Emperyalistler arası kızışan rekabet ve bu rekabetin tek tek ülkelere yansıması tüm hızıyla devam ediyor. Gelişen Çin ve Rusya karşısında ABD ve AB’nin her somut durumda kartları yeniden kararak, NATO üzerinden batı ittifakını pekiştirme çabaları, bu ittifak çıkarlarına ters hareket eden ülkeleri tekrardan çizgiye çekme hamleleriyle devam ediyor. Geçtiğimiz günlerde, 25-26 Mart tarihleri arasında gerçekleşen AB liderler zirvesi de benzer görüntü ve sonuçların ortaya çıkışına tanıklık etti.
Zirveye telekonferans yoluyla katılan ABD başkanı Biden, kamuoyuna yaptığı açıklamada ABD-AB arasında ortak stratejilerin oluşturulması bakımından yeni bir sürecin başladığını ilan etti. Zirvenin temel tartışma konularından birini teşkil eden Türkiye konusu ise, AB ve ABD’nin gelecek süreçte Türkiye üzerine alınacak kararlarda ortak tutum geliştireceğinin kanıtını sundu. Kamuoyunun Erdoğan rejimine karşı AB’nin daha somut adımlar atabileceği yönündeki beklentisi, emperyalist çıkarlar gerçekliği karşısında tuzla buz oldu. Liderler zirvesinde alınan kararların esas mantığını, önemli bir müttefik olarak görülen Türkiye’yi ittifak ruhuna aykırı, NATO dışı hareket etmekten uzak durmaya çağıran vurgular oluşturdu.
Kararlarda “aşamalı, orantılı ve geri dönülebilir” ilkesinin uygulanacak olması ise, Türkiye’nin atacağı adımlara ve alacağı politik tutumlara göre AB tarafından yeri geldiğinde sert, yeri geldiğinde ödüllendirici tutumlara girileceğini göstermekte. Nitekim sonuç bildirgesindeki “AB’nin kendi çıkarlarını ve üyelerinin çıkarlarını savunmak, bölgesel istikrarı korumak için elindeki araç ve seçenekleri kullanmaktaki kararlılığını bir kez daha teyit ediyoruz” cümlesi Türkiye’ye açık bir uyarıdır.

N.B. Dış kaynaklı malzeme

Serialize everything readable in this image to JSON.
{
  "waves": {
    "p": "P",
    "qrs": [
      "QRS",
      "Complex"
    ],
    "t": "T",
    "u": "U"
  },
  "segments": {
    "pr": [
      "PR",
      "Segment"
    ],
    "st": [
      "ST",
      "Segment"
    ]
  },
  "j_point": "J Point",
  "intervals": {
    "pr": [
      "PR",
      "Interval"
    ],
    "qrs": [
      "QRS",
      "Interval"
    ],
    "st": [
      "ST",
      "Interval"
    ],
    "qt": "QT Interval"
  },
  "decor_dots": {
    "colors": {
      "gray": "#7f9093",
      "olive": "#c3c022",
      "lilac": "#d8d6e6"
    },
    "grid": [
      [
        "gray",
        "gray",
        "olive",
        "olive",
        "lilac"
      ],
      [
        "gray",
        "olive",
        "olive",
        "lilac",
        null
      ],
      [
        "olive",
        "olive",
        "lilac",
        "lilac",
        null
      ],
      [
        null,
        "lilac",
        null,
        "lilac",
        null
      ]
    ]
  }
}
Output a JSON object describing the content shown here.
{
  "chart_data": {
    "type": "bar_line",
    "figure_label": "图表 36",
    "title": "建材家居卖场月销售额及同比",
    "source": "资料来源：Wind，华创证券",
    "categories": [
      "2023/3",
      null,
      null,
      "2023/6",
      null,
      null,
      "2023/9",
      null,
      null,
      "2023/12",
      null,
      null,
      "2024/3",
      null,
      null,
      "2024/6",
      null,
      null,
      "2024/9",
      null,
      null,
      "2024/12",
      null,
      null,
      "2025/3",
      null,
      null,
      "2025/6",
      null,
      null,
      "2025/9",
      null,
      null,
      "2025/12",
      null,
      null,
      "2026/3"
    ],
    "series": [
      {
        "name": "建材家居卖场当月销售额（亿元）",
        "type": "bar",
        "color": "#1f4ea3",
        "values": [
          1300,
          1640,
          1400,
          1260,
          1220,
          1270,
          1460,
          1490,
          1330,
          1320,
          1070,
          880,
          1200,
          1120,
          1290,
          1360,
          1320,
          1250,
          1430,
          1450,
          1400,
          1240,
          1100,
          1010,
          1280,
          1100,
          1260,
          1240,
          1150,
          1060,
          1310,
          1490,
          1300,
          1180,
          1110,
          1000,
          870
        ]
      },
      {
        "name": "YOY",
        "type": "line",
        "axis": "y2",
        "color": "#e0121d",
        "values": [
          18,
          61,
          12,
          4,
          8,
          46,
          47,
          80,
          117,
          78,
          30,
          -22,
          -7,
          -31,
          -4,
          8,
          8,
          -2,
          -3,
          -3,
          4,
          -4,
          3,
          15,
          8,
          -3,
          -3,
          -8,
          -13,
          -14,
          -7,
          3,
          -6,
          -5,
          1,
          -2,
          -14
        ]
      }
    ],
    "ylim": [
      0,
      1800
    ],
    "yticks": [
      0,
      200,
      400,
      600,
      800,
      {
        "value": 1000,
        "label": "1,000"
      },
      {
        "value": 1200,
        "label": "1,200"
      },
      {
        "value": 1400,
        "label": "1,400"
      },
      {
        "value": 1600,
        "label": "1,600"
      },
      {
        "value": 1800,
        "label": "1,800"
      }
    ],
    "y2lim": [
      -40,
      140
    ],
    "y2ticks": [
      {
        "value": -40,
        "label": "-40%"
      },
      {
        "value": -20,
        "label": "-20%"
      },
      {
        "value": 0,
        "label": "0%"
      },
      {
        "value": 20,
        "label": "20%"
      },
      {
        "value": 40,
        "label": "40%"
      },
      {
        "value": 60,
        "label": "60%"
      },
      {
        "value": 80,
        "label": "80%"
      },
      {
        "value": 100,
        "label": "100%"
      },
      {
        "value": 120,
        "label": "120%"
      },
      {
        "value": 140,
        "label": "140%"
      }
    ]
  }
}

Buna mukabil “Türkiye’ye uluslararası hukuka aykırı yeni provokasyonlardan ve tek taraflı adımlardan kaçınması çağrısında bulunuyoruz… Libya, Suriye, Güney Kafkasya gibi bölgesel sorunların çözümünde Türkiye’nin ve diğer aktörlerin pozitif katkılarını bekliyoruz” cümlesiyle Türkiye’nin nasıl davranması gerektiğine dönük sınırlar çizilmiş oluyor. AB’nin gelecek süreçte Kıbrıs sorununa daha güçlü müdahil olacağının sinyalleri verilirken, Türkiye’nin Libya ve Doğu Akdeniz’de gerginliği düşürücü adımlar atması alkışlanıyor.
Bildirgede “Siyasal partilerin ve medyanın hedef alınması ve son dönemdeki diğer kararlar insan hakları konusunda büyük bir gerileme ortaya koymakta, Türkiye’nin demokrasiye, hukukun üstünlüğüne ve kadın haklarına saygı gösterme taahhüdüyle bağdaşmamaktadır” diyerek Türkiye’deki politik gelişmelere ilişkin esas itibariyle uyarlılarda bulunan AB emperyalistleri, öte yandan “Türkiye ile terörle mücadelede işbirliği yapılması, mülteciler konusunda AB’nin yükümlülüklerini yerine getirmesi ve Gümrük Birliği’nin güncellenmesi konularında birlikte çalışılması”nı kararlaştırarak faşist diktatörlüğe desteğe devam edeceğini belirtmiş oluyor.
AB emperyalistlerinin temel sorununun Türkiye’de faşizmin halklarımıza, işçi ve emekçilere dönük kudurgan saldırganlığının olmadığı bir kez daha AB liderler zirvesi sonuçlarıyla tescillenmiş oldu. Zaten, onlardan bağımsız, onların siyasi, ekonomik ve askeri desteği olmayan bir iktidardan da söz etmemiz mümkün değil. Emperyalist çıkarlarına göre hareket eden bir iktidar olmaya devam ettiği müddetçe, Saray rejimiyle bir sorunlarının olmayacağını açıklamış oluyorlar aslında. Demokrasi, insan hakları, adalet, hukuk gibi kavramların dillendirilmesi biçimsel olduğu kadar, hizaya çekme cephaneliği ve makyaj malzemesidir. Başka bir şey değil.